En esta casa construida con playwood, ladrillos y madera, con dos cuartos y cables eléctricos peligrosamente parecidos a bejucos, vive una de las casi mil familias beneficiadas con el programa estatal llamado “Puente al Desarrollo” en San Isidro de El General, el distrito donde más hogares se atienden con este plan de ayudas.

Este “Puente”, como le llaman familiarmente en el Gobierno, es el plan al cual se atribuye en parte la reducción de la pobreza registrada en el mes de octubre, cuando el Instituto de Estadística y Censos (INEC) certificó que esta pasó de 22,4% en 2014 a 20,5% en el 2016.

Es decir que casi 20.000 hogares dejaron de ser pobres en esos dos años, una buena noticia celebrada por sectores distintos y explicada por razones diversas, no todas ligadas a los subsidios estatales.

Magaly vive en la Región Brunca, la que más redujo la pobreza (5 puntos porcentuales) y la que más la padece (31.2% de su población). Ella no está entre esos que salieron de la pobreza.
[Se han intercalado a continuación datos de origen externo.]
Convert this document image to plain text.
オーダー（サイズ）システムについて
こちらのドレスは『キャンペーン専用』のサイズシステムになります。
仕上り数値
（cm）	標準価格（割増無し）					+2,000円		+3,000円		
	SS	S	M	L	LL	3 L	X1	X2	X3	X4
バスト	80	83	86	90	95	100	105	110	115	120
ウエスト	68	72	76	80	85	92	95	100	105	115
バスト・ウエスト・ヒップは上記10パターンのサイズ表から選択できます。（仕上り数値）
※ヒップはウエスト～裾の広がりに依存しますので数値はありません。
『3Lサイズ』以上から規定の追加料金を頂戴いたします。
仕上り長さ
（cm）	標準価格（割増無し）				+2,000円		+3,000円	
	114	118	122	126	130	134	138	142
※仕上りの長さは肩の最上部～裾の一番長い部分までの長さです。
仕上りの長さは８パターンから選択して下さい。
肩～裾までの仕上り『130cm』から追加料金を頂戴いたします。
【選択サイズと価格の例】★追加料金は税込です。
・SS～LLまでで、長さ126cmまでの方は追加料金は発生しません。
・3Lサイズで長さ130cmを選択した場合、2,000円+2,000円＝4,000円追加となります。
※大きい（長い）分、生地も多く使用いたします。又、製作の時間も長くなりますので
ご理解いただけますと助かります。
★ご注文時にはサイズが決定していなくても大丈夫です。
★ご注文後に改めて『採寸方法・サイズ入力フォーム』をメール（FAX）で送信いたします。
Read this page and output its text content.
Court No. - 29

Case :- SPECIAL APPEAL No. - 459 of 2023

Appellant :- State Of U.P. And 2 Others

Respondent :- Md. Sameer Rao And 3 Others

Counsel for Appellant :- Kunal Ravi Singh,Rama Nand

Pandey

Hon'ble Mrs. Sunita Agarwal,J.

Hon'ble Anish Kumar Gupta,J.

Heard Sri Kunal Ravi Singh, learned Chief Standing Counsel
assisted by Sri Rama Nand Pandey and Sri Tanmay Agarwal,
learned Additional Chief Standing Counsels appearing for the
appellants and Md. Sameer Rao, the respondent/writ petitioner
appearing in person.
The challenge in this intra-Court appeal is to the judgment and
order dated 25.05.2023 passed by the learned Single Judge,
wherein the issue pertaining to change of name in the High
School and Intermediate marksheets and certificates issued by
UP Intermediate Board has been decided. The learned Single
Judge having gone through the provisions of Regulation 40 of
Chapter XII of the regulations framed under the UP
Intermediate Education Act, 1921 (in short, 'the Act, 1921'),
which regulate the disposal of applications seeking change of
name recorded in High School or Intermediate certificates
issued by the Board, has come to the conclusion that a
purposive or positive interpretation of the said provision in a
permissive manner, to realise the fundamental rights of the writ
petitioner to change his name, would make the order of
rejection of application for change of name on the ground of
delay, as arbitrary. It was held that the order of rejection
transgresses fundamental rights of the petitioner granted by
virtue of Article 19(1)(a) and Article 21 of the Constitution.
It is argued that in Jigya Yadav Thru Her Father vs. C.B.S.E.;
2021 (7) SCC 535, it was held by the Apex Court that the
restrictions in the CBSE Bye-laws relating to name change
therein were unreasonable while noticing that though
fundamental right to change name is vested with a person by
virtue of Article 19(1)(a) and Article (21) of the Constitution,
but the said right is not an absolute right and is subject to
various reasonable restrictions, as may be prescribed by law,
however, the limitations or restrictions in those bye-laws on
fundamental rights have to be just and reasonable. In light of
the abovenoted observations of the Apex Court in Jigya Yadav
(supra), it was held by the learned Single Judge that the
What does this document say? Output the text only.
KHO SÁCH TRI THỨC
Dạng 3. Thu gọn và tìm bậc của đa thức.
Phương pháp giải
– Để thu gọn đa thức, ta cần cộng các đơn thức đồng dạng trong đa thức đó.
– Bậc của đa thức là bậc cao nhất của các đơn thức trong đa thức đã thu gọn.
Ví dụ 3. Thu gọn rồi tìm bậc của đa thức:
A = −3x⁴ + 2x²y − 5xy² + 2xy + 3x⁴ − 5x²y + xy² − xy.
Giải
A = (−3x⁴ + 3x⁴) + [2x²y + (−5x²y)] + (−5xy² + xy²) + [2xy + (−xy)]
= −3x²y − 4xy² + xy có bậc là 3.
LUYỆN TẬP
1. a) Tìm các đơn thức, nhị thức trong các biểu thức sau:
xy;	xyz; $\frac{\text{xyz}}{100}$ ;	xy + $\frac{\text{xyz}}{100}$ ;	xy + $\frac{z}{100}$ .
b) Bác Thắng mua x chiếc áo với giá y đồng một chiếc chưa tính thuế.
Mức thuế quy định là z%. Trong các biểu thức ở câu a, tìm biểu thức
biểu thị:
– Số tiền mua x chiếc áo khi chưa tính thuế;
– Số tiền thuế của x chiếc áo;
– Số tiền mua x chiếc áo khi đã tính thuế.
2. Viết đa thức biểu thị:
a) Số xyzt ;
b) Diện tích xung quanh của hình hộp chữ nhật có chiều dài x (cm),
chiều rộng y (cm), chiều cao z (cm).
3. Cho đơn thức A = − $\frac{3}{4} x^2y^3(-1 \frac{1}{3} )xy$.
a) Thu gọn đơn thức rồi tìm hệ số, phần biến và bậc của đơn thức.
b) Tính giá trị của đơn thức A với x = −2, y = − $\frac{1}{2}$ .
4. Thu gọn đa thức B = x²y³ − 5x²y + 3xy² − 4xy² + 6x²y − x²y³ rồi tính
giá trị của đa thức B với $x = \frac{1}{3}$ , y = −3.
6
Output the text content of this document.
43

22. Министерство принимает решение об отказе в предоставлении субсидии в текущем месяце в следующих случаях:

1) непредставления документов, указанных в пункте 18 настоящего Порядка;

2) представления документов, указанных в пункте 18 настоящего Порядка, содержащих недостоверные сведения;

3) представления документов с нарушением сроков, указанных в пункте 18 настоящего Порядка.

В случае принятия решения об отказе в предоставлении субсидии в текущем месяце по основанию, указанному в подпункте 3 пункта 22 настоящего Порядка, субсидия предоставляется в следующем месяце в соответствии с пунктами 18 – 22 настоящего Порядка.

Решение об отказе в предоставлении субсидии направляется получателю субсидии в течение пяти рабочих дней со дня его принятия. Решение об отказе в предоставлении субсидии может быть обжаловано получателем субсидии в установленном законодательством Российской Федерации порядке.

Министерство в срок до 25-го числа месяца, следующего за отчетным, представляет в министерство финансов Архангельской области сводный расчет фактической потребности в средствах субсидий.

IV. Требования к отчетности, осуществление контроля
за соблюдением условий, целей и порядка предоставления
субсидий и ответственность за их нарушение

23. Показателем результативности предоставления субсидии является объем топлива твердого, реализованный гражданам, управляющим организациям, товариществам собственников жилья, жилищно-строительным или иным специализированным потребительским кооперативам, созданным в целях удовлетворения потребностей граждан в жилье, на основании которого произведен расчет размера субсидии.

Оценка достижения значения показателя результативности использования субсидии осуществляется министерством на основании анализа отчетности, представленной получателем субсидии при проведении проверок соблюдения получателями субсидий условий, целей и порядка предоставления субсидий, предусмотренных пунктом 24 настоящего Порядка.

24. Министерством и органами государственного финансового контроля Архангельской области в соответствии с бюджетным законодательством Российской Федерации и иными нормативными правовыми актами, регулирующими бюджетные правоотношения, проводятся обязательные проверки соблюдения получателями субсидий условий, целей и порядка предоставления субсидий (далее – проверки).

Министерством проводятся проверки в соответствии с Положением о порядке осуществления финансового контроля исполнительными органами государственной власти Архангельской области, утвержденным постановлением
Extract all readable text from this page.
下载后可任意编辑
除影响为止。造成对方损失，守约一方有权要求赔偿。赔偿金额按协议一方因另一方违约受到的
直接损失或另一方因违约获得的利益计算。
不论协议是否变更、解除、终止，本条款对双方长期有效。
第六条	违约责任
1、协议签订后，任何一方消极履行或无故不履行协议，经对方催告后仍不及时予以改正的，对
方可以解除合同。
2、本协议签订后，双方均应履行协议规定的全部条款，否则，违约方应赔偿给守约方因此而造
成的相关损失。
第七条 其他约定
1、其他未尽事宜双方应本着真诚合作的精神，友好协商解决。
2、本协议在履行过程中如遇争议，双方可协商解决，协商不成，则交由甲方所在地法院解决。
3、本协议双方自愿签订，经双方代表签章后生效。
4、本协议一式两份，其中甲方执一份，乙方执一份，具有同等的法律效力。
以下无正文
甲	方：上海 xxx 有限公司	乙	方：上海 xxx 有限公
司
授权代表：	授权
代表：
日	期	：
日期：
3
La línea del tecnicismo le pasa por encima y lo sabe; por algo sigue siendo beneficiaria de ocho programas distintos gestionados mediante “Puente”. Lo coordina el Instituto Mixto de Ayuda Social (IMAS) y los representan los “cogestores”, como se llama a los 170 visitadores oficiales, como Dayana Castro, encargada de este hogar y decenas más favorecidos por este plan que conjunta la tarea de diversas instituciones.

Ella misma enumera los subsidios que recibe “Maga”: Avancemos (para que se mantenga en el colegio), cupo en el Cen-Cinai (que le brinda la leche de los pequeños), un seguro social por el Estado, un bono de bienestar familiar (₡75.000 mensuales), cupo en un programa de capacitación del Inamu, la computadora con internet del plan “Hogares Conectados”, una ayuda específica del IMAS para comprar una cama y hasta dinero para ponerse lentes de contacto. “Tiene el combo completo”, reconoció Dayana, que acompañó a UNIVERSIDAD en esta visita.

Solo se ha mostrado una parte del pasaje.